Here’s the story: In the fall of 2016, we discovered a beehive that had self-started on the side of our Visitor’s Centre. This was a good news, bad news type of situation. We’d wanted to house bees on our property for years — but preferably not at the entrance to the Village, where thousands of children excitedly start their visit.
Cathy Kozma, the bee keeper from Bees Are Life Ontario Honey House (which also supplies our gift shop with many varieties of local honey) came to extract and relocate the bees. With the honey from that hive, we were able to make some soap and candles for the gift shop.
Now, in 2017, we are proud to have the Black Creek Bees housed in boxes up in our North Property, lovingly tended by Bees Are Life, and enjoying the abundance of wild flowers in the vicinity.
Our first harvest will take place at the end of August, In addition to selling the honey in our gift shop, in the fall we’ll be adding it to our Honey Brown Ale, brewed on-site Black Creek Brewery.
Interested in learning more?

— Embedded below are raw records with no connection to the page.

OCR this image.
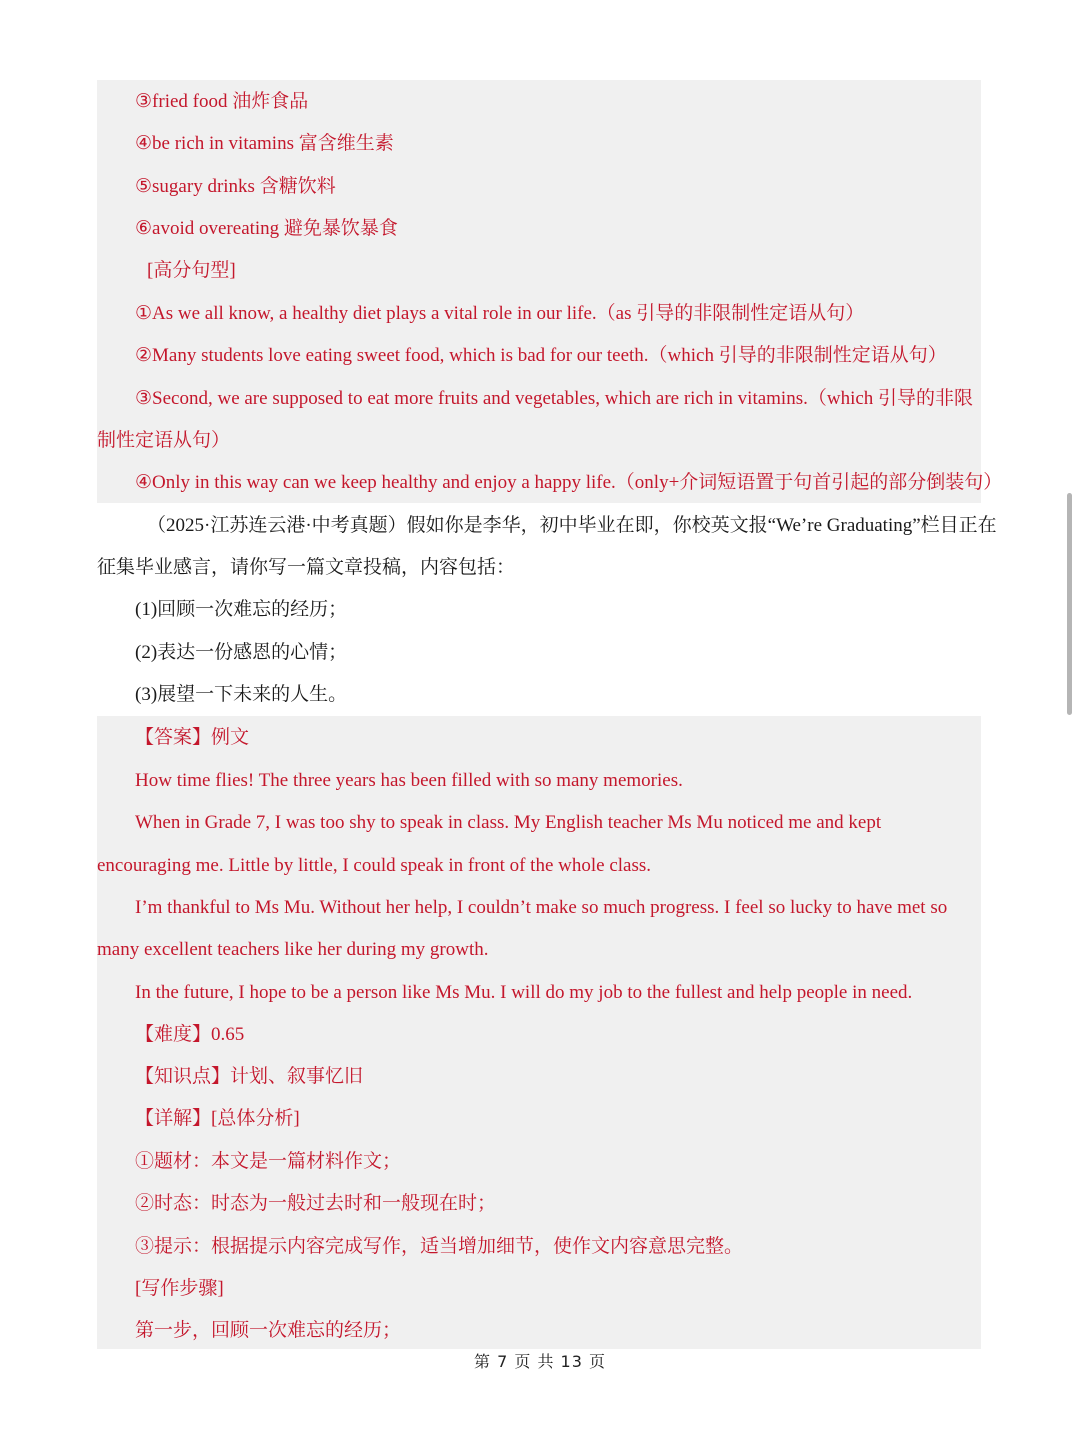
③fried food 油炸食品
④be rich in vitamins 富含维生素
⑤sugary drinks 含糖饮料
⑥avoid overeating 避免暴饮暴食
[高分句型]
①As we all know, a healthy diet plays a vital role in our life.（as 引导的非限制性定语从句）
②Many students love eating sweet food, which is bad for our teeth.（which 引导的非限制性定语从句）
③Second, we are supposed to eat more fruits and vegetables, which are rich in vitamins.（which 引导的非限
制性定语从句）
④Only in this way can we keep healthy and enjoy a happy life.（only+介词短语置于句首引起的部分倒装句）
（2025·江苏连云港·中考真题）假如你是李华，初中毕业在即，你校英文报“We’re Graduating”栏目正在
征集毕业感言，请你写一篇文章投稿，内容包括：
(1)回顾一次难忘的经历；
(2)表达一份感恩的心情；
(3)展望一下未来的人生。
【答案】例文
How time flies! The three years has been filled with so many memories.
When in Grade 7, I was too shy to speak in class. My English teacher Ms Mu noticed me and kept
encouraging me. Little by little, I could speak in front of the whole class.
I’m thankful to Ms Mu. Without her help, I couldn’t make so much progress. I feel so lucky to have met so
many excellent teachers like her during my growth.
In the future, I hope to be a person like Ms Mu. I will do my job to the fullest and help people in need.
【难度】0.65
【知识点】计划、叙事忆旧
【详解】[总体分析]
①题材：本文是一篇材料作文；
②时态：时态为一般过去时和一般现在时；
③提示：根据提示内容完成写作，适当增加细节，使作文内容意思完整。
[写作步骤]
第一步，回顾一次难忘的经历；
第 7 页 共 13 页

Our friends from Bees Are Life will be presenting a Honey Sommelier class on Saturday, September 23 at 1:00 pm. It’s everything you ever wanted to know — and taste — about honey.
Once the bees are fully settled in, we’re planning to expand our bee-themed offerings, with educational programs, site tours and even bee-keeping courses. Stay tuned!
Did You Know …?
David Allanson Jones, a small-town postmaster and merchant in Southern Ontario, was known as the “Bee King” of the 19th century. Jones, who settled in the tiny community of Clarksville in the 1860s, was the first commercial beekeeper in Canada, and the first to import bees into Canada. He exhibited his honey throughout North America and Europe. In 1874, Clarksville changed its name to Bee Town (later Beeton) in his honour. Today, Beeton hosts an annual honey festival.